Comme je restais immobile au milieu de la rue, il me prit par le bras, et tout en marchant il continua :

— Comme je m’ennuyais à me promener tout seul dans ces tristes rues, par ce triste dimanche, je suis rentré pour dormir et je me suis couché sur mon lit, mais je n’ai pas dormi ; ton père, accompagné d’un gentleman, est entré dans la remise et j’ai entendu leur conversation sans l’écouter : « Solide comme un roc, a dit le gentleman, dix autres seraient morts, il en est quitte pour une fluxion de poitrine ! » — Alors croyant qu’il s’agissait de toi, j’ai écouté, mais la conversation a changé tout de suite de sujet. — « Comment va votre neveu ? demanda ton père. — Mieux, il en échappera encore cette fois, il y a trois mois, tous les médecins le condamnaient ; sa chère mère l’a encore sauvé par ses soins : ah ! c’est une bonne mère que madame Milligan. » — Tu penses si à ce nom j’ai prêté l’oreille. — « Alors si votre neveu va mieux, continua ton père, toutes vos précautions sont inutiles ? — Pour le moment peut-être, répondit le monsieur, mais je ne veux pas admettre qu’Arthur vive, ce serait un miracle, et les miracles ne sont plus de ce monde ; il faut qu’au jour de sa mort, je sois à l’abri de tout retour et que l’unique héritier soit moi, James Milligan. — Soyez tranquille, dit ton père, cela sera ainsi, je vous en réponds. — Je compte sur vous, » dit le gentleman. Et il ajouta quelques mots que je n’ai pas bien compris et que je te traduis à peu près, bien qu’ils paraissent ne pas avoir de sens : « À ce moment nous verrons ce que nous aurons à en faire. » Et il est sorti.
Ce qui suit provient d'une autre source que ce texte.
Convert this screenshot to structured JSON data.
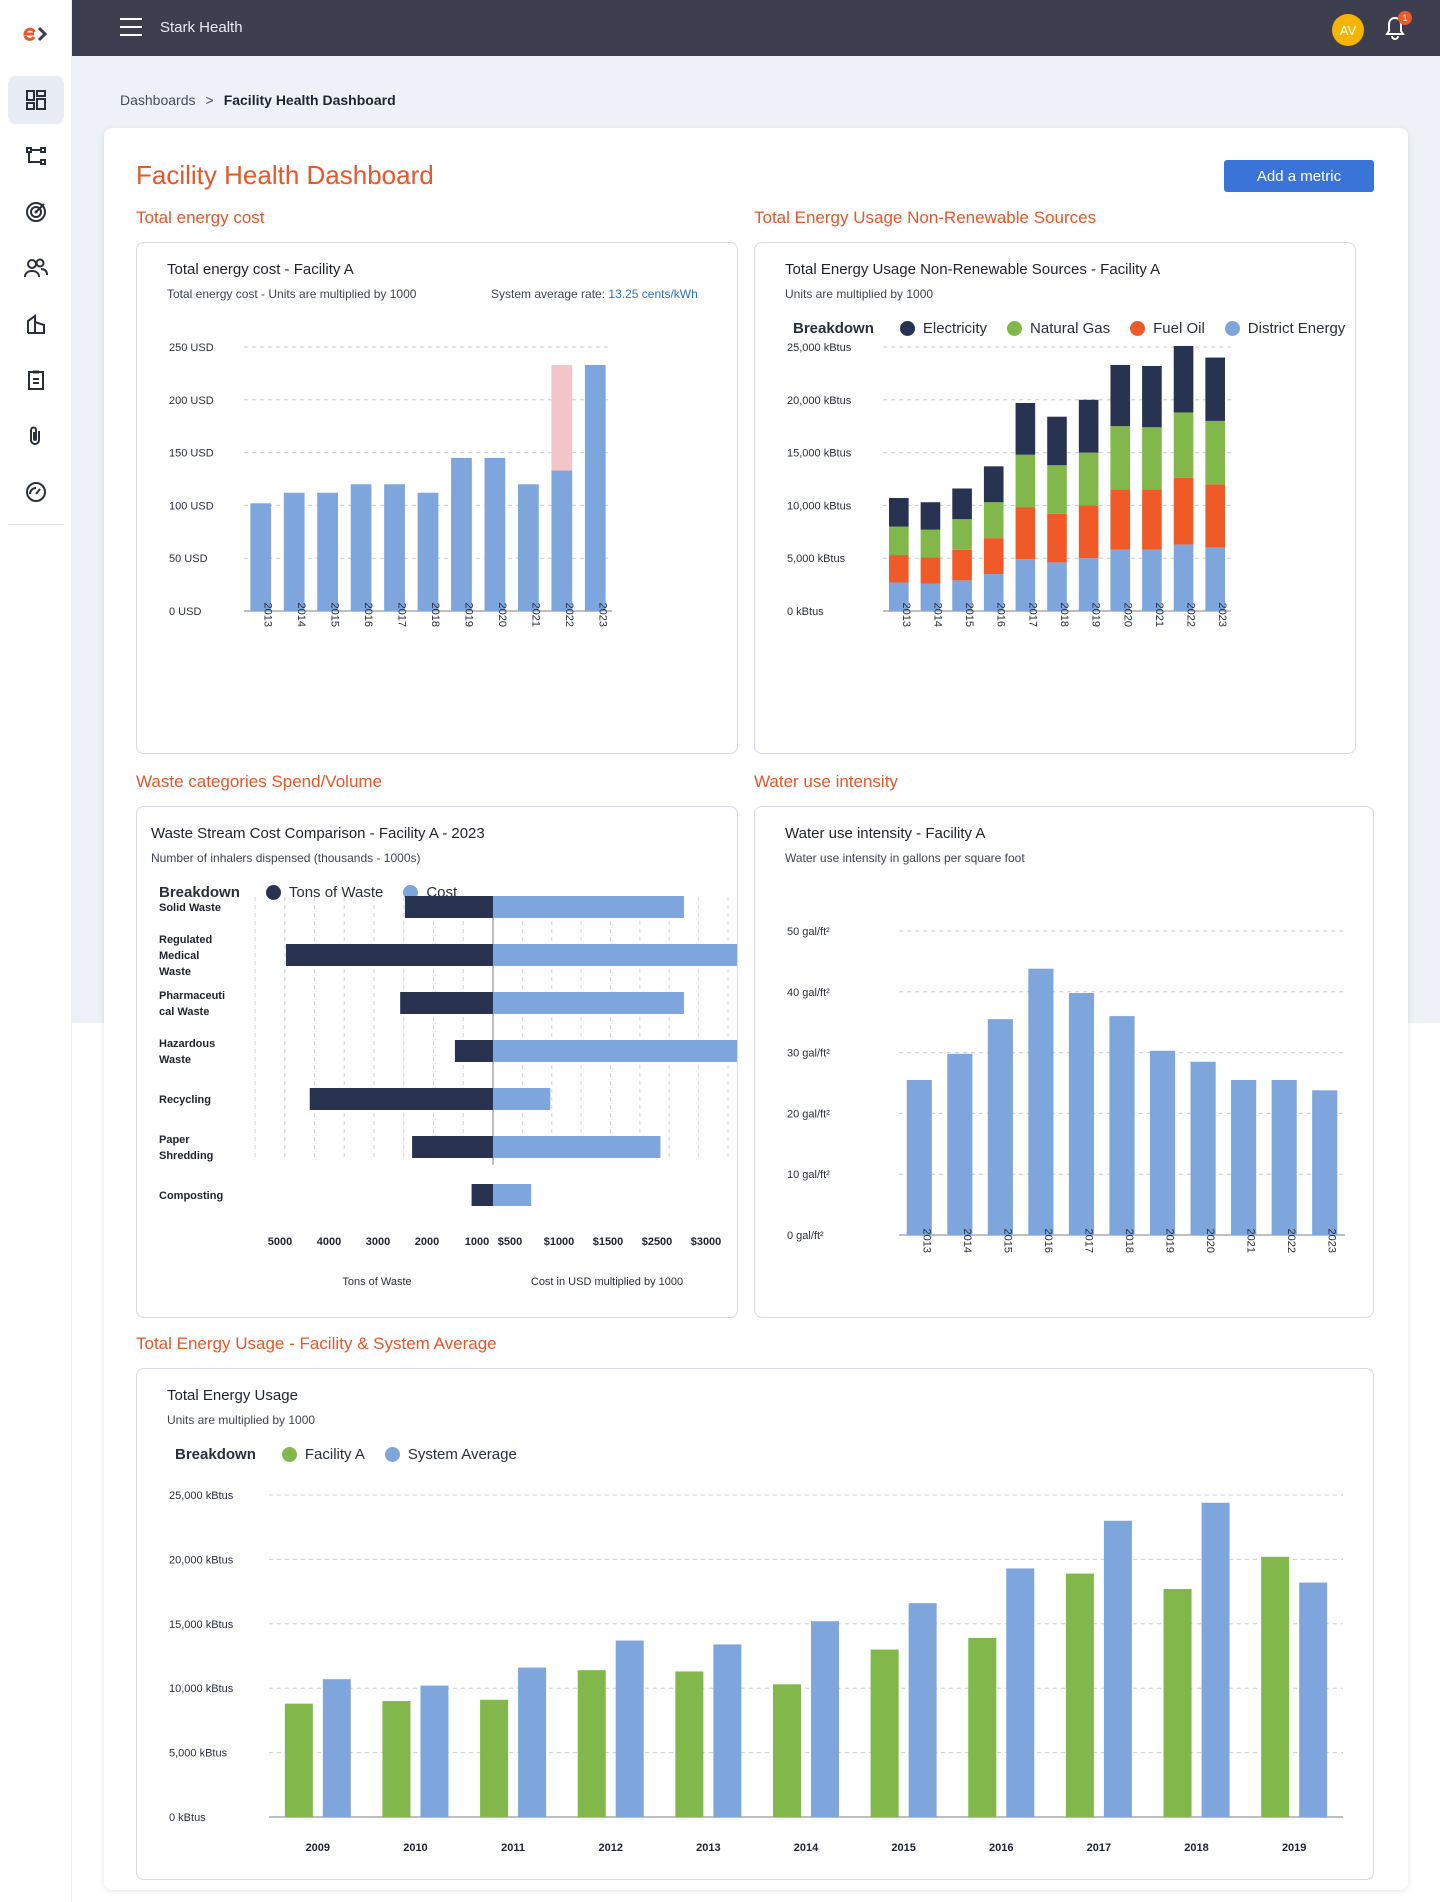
{
  "app": {
    "title": "Stark Health",
    "user_initials": "AV",
    "notification_count": "1",
    "add_metric_label": "Add a metric"
  },
  "breadcrumb": {
    "parent": "Dashboards",
    "separator": ">",
    "current": "Facility Health Dashboard"
  },
  "page": {
    "title": "Facility Health Dashboard"
  },
  "sidebar": {
    "items": [
      {
        "icon": "dashboard-icon"
      },
      {
        "icon": "workflow-icon"
      },
      {
        "icon": "target-icon"
      },
      {
        "icon": "users-icon"
      },
      {
        "icon": "building-icon"
      },
      {
        "icon": "clipboard-icon"
      },
      {
        "icon": "attachment-icon"
      },
      {
        "icon": "speedometer-icon"
      }
    ]
  },
  "colors": {
    "accent": "#e8562a",
    "primary": "#3a74d8",
    "bar": "#7fa5dd",
    "navy": "#283352",
    "green": "#82b74b",
    "orange": "#f05a28",
    "highlight": "#f4c5c8"
  },
  "sections": {
    "energy_cost": {
      "section_title": "Total energy cost",
      "panel_title": "Total energy cost - Facility A",
      "subtitle": "Total energy cost - Units are multiplied by 1000",
      "rate_label": "System average rate:",
      "rate_value": "13.25 cents/kWh"
    },
    "nonrenewable": {
      "section_title": "Total Energy Usage Non-Renewable Sources",
      "panel_title": "Total Energy Usage Non-Renewable Sources - Facility A",
      "subtitle": "Units are multiplied by 1000",
      "legend_label": "Breakdown"
    },
    "waste": {
      "section_title": "Waste categories Spend/Volume",
      "panel_title": "Waste Stream Cost Comparison - Facility A - 2023",
      "subtitle": "Number of inhalers dispensed (thousands - 1000s)",
      "legend_label": "Breakdown"
    },
    "water": {
      "section_title": "Water use intensity",
      "panel_title": "Water use intensity - Facility A",
      "subtitle": "Water use intensity in gallons per square foot"
    },
    "total_usage": {
      "section_title": "Total Energy Usage - Facility & System Average",
      "panel_title": "Total Energy Usage",
      "subtitle": "Units are multiplied by 1000",
      "legend_label": "Breakdown"
    }
  },
  "chart_data": [
    {
      "id": "energy_cost",
      "type": "bar",
      "categories": [
        "2013",
        "2014",
        "2015",
        "2016",
        "2017",
        "2018",
        "2019",
        "2020",
        "2021",
        "2022",
        "2023"
      ],
      "values": [
        102,
        112,
        112,
        120,
        120,
        112,
        145,
        145,
        120,
        133,
        233
      ],
      "highlight": {
        "category": "2022",
        "from": 133,
        "to": 233
      },
      "ylim": [
        0,
        250
      ],
      "yticks": [
        "0   USD",
        "50   USD",
        "100   USD",
        "150   USD",
        "200   USD",
        "250   USD"
      ],
      "grid": true
    },
    {
      "id": "nonrenewable",
      "type": "bar",
      "stacked": true,
      "categories": [
        "2013",
        "2014",
        "2015",
        "2016",
        "2017",
        "2018",
        "2019",
        "2020",
        "2021",
        "2022",
        "2023"
      ],
      "series": [
        {
          "name": "District Energy",
          "color": "#7fa5dd",
          "values": [
            2700,
            2600,
            2900,
            3500,
            4900,
            4600,
            5000,
            5800,
            5800,
            6300,
            6000
          ]
        },
        {
          "name": "Fuel Oil",
          "color": "#f05a28",
          "values": [
            2600,
            2500,
            2900,
            3400,
            4900,
            4600,
            5000,
            5700,
            5700,
            6300,
            6000
          ]
        },
        {
          "name": "Natural Gas",
          "color": "#82b74b",
          "values": [
            2700,
            2600,
            2900,
            3400,
            5000,
            4600,
            5000,
            6000,
            5900,
            6200,
            6000
          ]
        },
        {
          "name": "Electricity",
          "color": "#283352",
          "values": [
            2700,
            2600,
            2900,
            3400,
            4900,
            4600,
            5000,
            5800,
            5800,
            6300,
            6000
          ]
        }
      ],
      "legend_order": [
        "Electricity",
        "Natural Gas",
        "Fuel Oil",
        "District Energy"
      ],
      "ylim": [
        0,
        25000
      ],
      "yticks": [
        "0      kBtus",
        "5,000   kBtus",
        "10,000   kBtus",
        "15,000   kBtus",
        "20,000   kBtus",
        "25,000   kBtus"
      ],
      "grid": true
    },
    {
      "id": "waste",
      "type": "bar",
      "orientation": "horizontal",
      "categories": [
        [
          "Solid Waste"
        ],
        [
          "Regulated",
          "Medical",
          "Waste"
        ],
        [
          "Pharmaceuti",
          "cal Waste"
        ],
        [
          "Hazardous",
          "Waste"
        ],
        [
          "Recycling"
        ],
        [
          "Paper",
          "Shredding"
        ],
        [
          "Composting"
        ]
      ],
      "series": [
        {
          "name": "Tons of Waste",
          "color": "#283352",
          "values": [
            1850,
            4350,
            1950,
            800,
            3850,
            1700,
            450
          ]
        },
        {
          "name": "Cost",
          "color": "#7fa5dd",
          "values": [
            2600,
            3450,
            2600,
            3400,
            780,
            2280,
            520
          ]
        }
      ],
      "left_ticks": [
        "5000",
        "4000",
        "3000",
        "2000",
        "1000"
      ],
      "right_ticks": [
        "$500",
        "$1000",
        "$1500",
        "$2500",
        "$3000"
      ],
      "xlabel_left": "Tons of Waste",
      "xlabel_right": "Cost in USD multiplied by 1000"
    },
    {
      "id": "water",
      "type": "bar",
      "categories": [
        "2013",
        "2014",
        "2015",
        "2016",
        "2017",
        "2018",
        "2019",
        "2020",
        "2021",
        "2022",
        "2023"
      ],
      "values": [
        25.5,
        29.8,
        35.5,
        43.8,
        39.8,
        36,
        30.3,
        28.5,
        25.5,
        25.5,
        23.8
      ],
      "ylim": [
        0,
        50
      ],
      "yticks": [
        "0  gal/ft²",
        "10  gal/ft²",
        "20  gal/ft²",
        "30  gal/ft²",
        "40  gal/ft²",
        "50  gal/ft²"
      ],
      "grid": true
    },
    {
      "id": "total_usage",
      "type": "bar",
      "categories": [
        "2009",
        "2010",
        "2011",
        "2012",
        "2013",
        "2014",
        "2015",
        "2016",
        "2017",
        "2018",
        "2019"
      ],
      "series": [
        {
          "name": "Facility A",
          "color": "#82b74b",
          "values": [
            8800,
            9000,
            9100,
            11400,
            11300,
            10300,
            13000,
            13900,
            18900,
            17700,
            20200
          ]
        },
        {
          "name": "System Average",
          "color": "#7fa5dd",
          "values": [
            10700,
            10200,
            11600,
            13700,
            13400,
            15200,
            16600,
            19300,
            23000,
            24400,
            18200
          ]
        }
      ],
      "ylim": [
        0,
        25000
      ],
      "yticks": [
        "0      kBtus",
        "5,000   kBtus",
        "10,000   kBtus",
        "15,000   kBtus",
        "20,000   kBtus",
        "25,000   kBtus"
      ],
      "grid": true
    }
  ]
}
Ma première idée en écoutant ce récit fut de rentrer pour demander à mon père l’adresse de M. Milligan, afin d’avoir des nouvelles d’Arthur et de sa mère, mais je compris presque aussitôt que c’était folie : ce n’était point à un homme qui attendait avec impatience la mort de son neveu qu’il fallait demander des nouvelles de ce neveu. Et puis, d’un autre côté, n’était-il pas imprudent d’avertir M. Milligan qu’on l’avait entendu ?

Arthur était vivant, il allait mieux. Pour le moment il y avait assez de joie pour moi dans cette bonne nouvelle.